Son zamanlarda en sevdiğin cümle nedir diye sorulsa herhalde cevabım “İstanbul için iftar vaktidir” olur. Her sene Ramazan ayı esnasında karnım olmasa da gözüm hep aç. Bu ister sabahın ilk saatlerinde olsun, hani “sahurunu yemişsin be adam, onu kahvaltıya say da bu her gördüğünü isteme” denebilecek bir durum, ister günün ilerleyen ama iftardan önceki herhangi bir anında olsun görmek bile gerekmeden aklıma geldiğinde zannedersiniz ki aşeriyorum derecesinde canım yemek istiyor. Ama bu yeme isteği normal değil de kıtlıktan çıkmışçasına yumularak.

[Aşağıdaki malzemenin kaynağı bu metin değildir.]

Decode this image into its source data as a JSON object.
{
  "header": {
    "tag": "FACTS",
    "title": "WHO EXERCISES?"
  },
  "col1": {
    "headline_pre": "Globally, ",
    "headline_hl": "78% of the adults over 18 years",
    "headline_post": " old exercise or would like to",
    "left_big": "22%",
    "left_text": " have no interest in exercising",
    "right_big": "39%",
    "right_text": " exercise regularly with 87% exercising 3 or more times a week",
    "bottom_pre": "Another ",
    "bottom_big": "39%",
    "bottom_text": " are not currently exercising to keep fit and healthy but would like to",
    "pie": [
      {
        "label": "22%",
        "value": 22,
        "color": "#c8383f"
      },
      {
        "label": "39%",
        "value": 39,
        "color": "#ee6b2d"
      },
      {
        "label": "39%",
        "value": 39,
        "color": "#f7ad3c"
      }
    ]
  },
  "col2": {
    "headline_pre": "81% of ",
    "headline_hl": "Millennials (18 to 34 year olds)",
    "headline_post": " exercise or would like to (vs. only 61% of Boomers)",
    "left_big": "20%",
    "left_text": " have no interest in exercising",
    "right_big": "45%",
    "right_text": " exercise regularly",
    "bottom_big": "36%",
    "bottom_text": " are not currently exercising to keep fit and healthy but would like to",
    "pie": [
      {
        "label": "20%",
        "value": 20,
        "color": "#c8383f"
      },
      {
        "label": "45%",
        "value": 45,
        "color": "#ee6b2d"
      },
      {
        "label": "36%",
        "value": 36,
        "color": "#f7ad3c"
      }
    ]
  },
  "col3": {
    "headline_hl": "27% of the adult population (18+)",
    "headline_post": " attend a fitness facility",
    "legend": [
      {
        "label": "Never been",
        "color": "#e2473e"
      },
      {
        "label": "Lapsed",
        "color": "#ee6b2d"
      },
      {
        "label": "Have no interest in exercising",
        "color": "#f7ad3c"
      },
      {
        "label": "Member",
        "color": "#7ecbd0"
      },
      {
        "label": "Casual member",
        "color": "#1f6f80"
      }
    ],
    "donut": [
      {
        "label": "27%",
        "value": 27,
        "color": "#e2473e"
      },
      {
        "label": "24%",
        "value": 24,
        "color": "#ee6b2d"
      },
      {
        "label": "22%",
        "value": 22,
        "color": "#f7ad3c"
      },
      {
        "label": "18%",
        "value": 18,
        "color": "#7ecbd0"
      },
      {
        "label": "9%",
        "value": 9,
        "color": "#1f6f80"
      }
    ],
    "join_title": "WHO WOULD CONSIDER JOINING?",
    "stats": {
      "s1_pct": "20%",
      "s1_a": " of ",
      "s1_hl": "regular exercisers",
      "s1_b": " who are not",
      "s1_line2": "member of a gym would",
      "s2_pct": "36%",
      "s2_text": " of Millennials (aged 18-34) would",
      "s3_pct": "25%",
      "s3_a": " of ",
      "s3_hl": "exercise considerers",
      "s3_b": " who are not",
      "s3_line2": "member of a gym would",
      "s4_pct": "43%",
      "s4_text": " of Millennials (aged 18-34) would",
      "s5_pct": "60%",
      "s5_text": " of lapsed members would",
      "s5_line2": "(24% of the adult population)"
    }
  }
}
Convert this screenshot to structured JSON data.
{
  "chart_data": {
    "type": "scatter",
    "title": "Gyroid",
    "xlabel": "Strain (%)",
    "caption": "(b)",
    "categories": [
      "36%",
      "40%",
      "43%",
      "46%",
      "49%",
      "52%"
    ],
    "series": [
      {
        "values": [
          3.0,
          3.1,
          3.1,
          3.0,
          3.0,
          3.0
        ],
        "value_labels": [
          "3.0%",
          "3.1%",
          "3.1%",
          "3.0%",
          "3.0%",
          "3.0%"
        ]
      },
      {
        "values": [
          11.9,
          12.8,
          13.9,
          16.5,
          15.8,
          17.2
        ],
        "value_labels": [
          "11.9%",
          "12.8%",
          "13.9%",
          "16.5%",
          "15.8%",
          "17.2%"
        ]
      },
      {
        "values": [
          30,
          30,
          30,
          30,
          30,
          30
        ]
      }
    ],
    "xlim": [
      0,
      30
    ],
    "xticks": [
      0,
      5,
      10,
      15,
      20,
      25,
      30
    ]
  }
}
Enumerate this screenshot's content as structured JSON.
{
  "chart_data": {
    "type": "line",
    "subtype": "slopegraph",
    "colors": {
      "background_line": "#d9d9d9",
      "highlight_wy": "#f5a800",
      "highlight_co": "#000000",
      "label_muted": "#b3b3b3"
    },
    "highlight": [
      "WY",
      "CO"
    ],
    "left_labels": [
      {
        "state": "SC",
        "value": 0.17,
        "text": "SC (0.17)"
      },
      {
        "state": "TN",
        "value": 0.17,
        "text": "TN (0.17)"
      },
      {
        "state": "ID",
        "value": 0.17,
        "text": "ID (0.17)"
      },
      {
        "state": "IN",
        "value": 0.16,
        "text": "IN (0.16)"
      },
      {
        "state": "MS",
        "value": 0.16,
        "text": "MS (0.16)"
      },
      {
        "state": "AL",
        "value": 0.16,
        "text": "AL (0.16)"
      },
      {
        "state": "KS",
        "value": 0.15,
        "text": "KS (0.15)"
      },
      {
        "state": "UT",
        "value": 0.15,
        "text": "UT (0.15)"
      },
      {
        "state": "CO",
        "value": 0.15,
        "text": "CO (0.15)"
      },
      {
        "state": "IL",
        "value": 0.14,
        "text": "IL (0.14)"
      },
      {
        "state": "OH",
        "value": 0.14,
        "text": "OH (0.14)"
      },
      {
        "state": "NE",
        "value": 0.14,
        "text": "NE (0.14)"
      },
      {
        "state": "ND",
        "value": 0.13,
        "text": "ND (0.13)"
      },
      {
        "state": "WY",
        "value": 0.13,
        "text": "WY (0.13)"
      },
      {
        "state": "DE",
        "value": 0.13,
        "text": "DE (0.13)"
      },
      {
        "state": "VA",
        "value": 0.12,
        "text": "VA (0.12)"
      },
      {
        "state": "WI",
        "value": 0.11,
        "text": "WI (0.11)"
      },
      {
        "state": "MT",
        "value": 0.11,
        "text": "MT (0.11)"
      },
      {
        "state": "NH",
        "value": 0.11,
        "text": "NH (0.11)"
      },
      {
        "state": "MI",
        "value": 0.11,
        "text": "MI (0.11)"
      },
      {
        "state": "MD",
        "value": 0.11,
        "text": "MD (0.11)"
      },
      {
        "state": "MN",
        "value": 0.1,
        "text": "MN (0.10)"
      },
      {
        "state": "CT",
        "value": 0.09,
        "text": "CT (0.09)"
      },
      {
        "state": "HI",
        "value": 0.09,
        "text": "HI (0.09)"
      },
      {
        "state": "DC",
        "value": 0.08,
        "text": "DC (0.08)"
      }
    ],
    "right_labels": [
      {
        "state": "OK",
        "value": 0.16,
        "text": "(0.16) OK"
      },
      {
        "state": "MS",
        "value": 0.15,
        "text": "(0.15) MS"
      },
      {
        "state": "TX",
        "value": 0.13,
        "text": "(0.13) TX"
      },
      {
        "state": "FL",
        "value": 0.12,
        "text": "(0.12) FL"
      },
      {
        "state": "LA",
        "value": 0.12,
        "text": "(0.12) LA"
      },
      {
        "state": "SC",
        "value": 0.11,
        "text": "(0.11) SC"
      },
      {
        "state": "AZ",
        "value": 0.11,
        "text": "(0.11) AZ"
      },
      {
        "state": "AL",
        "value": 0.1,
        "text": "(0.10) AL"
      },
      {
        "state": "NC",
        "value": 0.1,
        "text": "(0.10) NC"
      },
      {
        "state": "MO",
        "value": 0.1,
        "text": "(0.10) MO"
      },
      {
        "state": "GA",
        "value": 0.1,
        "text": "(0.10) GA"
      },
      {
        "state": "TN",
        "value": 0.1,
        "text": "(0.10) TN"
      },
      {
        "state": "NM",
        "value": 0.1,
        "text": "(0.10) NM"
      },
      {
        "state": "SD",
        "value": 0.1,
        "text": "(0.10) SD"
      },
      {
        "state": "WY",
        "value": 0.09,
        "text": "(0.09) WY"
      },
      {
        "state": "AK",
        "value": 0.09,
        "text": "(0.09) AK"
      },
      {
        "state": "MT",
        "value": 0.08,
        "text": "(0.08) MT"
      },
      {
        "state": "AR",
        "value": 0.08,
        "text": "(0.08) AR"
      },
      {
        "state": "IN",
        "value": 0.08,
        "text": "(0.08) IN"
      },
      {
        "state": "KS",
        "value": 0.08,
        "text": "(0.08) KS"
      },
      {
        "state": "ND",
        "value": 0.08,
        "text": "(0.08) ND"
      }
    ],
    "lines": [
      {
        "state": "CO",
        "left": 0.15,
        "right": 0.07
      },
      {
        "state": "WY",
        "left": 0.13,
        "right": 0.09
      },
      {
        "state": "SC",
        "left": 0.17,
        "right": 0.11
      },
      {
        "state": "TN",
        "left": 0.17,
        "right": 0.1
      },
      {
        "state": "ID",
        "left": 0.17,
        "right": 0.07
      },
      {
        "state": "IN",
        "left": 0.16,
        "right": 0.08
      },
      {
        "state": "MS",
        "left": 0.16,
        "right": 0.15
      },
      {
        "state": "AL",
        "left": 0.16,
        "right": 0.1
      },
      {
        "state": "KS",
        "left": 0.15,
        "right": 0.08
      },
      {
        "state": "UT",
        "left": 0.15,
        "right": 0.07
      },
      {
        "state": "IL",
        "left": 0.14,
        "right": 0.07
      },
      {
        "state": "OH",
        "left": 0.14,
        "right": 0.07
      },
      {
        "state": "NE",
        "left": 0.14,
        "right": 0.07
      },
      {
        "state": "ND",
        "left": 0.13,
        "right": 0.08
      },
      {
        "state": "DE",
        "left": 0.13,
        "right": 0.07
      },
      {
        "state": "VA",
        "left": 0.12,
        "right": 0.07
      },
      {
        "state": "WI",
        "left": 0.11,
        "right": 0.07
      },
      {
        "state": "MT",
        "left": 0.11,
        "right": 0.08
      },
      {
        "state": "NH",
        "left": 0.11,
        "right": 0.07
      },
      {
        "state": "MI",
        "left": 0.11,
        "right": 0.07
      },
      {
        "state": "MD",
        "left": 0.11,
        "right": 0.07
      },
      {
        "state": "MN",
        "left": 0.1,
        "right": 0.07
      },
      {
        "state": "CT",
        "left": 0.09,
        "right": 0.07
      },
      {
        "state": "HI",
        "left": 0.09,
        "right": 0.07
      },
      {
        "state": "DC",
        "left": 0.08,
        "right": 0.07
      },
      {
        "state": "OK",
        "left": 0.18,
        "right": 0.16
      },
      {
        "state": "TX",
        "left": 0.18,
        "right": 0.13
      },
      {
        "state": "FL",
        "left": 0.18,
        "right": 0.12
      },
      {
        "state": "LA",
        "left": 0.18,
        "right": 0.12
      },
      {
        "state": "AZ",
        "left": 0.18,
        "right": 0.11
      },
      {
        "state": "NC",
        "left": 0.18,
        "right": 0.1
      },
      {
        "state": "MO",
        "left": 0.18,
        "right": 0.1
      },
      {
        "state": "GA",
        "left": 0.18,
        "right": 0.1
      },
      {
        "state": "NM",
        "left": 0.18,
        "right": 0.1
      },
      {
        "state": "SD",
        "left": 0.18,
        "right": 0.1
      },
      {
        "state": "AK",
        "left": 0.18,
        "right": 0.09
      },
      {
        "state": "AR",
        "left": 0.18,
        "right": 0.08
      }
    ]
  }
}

Kendimi bildim bileli Ramazan ayında oruç tutarım. İzmir’de daha henüz ilkokulda iken bile her Ramazan bir ya da birkaç gün oruç tutardım (puan ya da puanlar almaya gidiyoruz). Daha sonraları bu hep Ramazan’ın ilk ve son günleri ile Kadir gecesi tutup toplam sayının yanına bir sıfır ilavesiyle sanki otuz günün tamamında tutmuş gibi olurdum. Gerçi son senelerde Ramazan’ı bu sene olduğu gibi 29 sayıp insanlara az oruç tutturuyorlar ya neyse.

Üniversitenin son senesinde artık kendimi büyümüş olarak hissedip oruçta tulum çıkarmaya, yani Ramazan’ın tamamını oruç tutarak geçirmeye başladım. Bu arada eğer sağlık veya seyahat gibi sebeplerden tutamıyorsam, bayramın hemen ertesinde kaçırdığım günleri telafi etmek üzere orucumu tutup ibadetimi tamı tamamına ifa ediyorum. Bu arada ninemin teyzeme dediği “Eşeği de bağlayıp yem-su vermezsen o da oruç tutar. Makbul olanı namazla beraber tutmak” lafını nedense pek kaale almamış gibi olup sadece açlık susuzlukla mücadele edip bir de nefsimi kontrol altına almakla yetiniyorum. İstanbul trafiğinde de bu nefsi kontrol altına almak çok kolay olmuyorsa da diğer zamanlara göre daha sakin ve toleranslı olduğum bir gerçek.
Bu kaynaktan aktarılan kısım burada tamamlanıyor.